Recently, I started to become aware of a pattern. When I enter a public restroom and there is only one other person in the room, I feel very anxious. I noticed that I actually feel terrified of the other man in the room. Until recently, this had been occurring below my level of conscious awareness.
As a young man, even though I remembered those early traumas, I hadn’t realized how they were connected with my inability to pee. It’s very common, by the way, to have blind-spots like this in relation to traumas. Of course I feel anxious in restrooms. Of course I’m terrified of being in a restroom with another man that I don’t know and trust. Of course I have intrusive thoughts related to unwanted urination voyeurism.
As my self-awareness in this area increased, I developed another psychological strategy that I have developed for peeing. While I’m standing at the urinal, unable to start peeing, I send my mind back to that experience when I was four or five. In my mind, I enter the bathroom as my current adult self. I see what is happening, I enter the stall next to the little Duncan, and I drag the guy out of the stall and beat the shit out of him. This approach is very effective and lets me pee immediately. However, I feel even worse about this approach than the one where I puff myself up and think arrogant thoughts. I don’t like to perpetrate violence against anyone, even in my mind.

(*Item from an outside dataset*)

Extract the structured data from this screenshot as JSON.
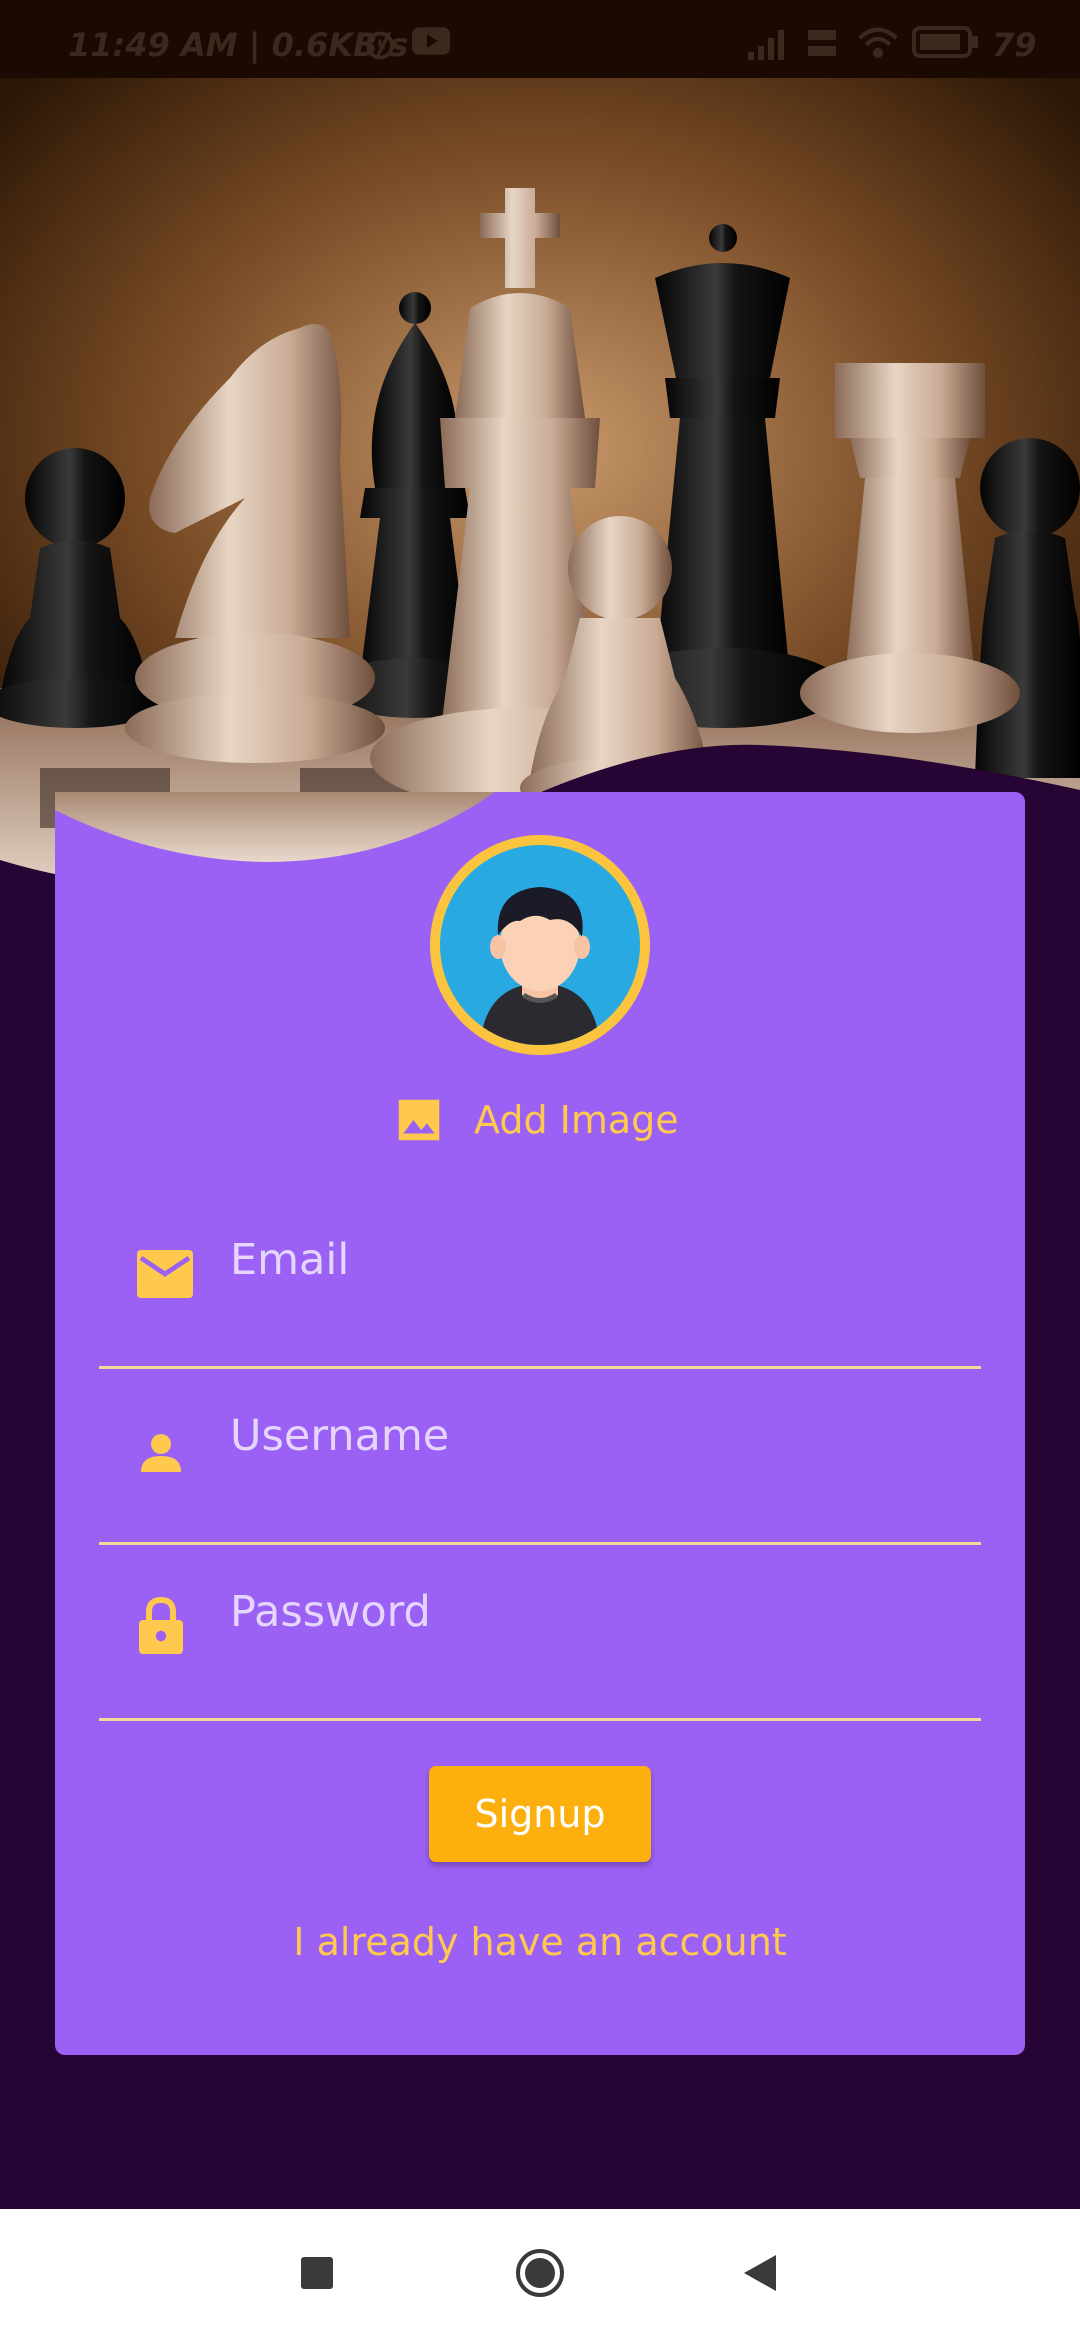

A while back, I was working with an NLP coach on a problem I was having with trusting my own judgement and taking action on it. During that session, as one might expect, memories of that museum trauma were indexed. The coach helped me to re-pattern those memories through an imagined experience of reporting the incident to the museum authorities and to the police. What resulted was a clear and strong perception that (of course) my judgement was sound. Of course someone should have been alerted to the problem. Of course other children needed to be protected.
As in most situations, anger, aggression, violence, and hatred are expressions of disempowerment. While it’s understandable—even human—it’s weak to be emotionally reactive, weak to attack, weak to harm, weak to perpetrate, and weak to abuse. It’s weak, and self-harming, to do these things even in the privacy of our own minds. Even though it’s weak, without self-awareness and a process of integration, it’s unavoidable.
When I need to pee, I have stopped beating up that janitor. Now, I imagine listening to little Duncan tell me what happened, and then I walk over to the information desk at the museum with him, and he tells them what happened. Then we call the police and tell them what happened. As I imagine this, I feel that part of myself finally able to grow up inside, from four or five, though 11 or 12, on up to my current age. I fill my body with confidence, no longer needing to puff myself up to be larger, no longer needing to attack to feel strong. Now I can relax, and my body can relax, and I can often enjoy peeing in peace even in the presence or other people.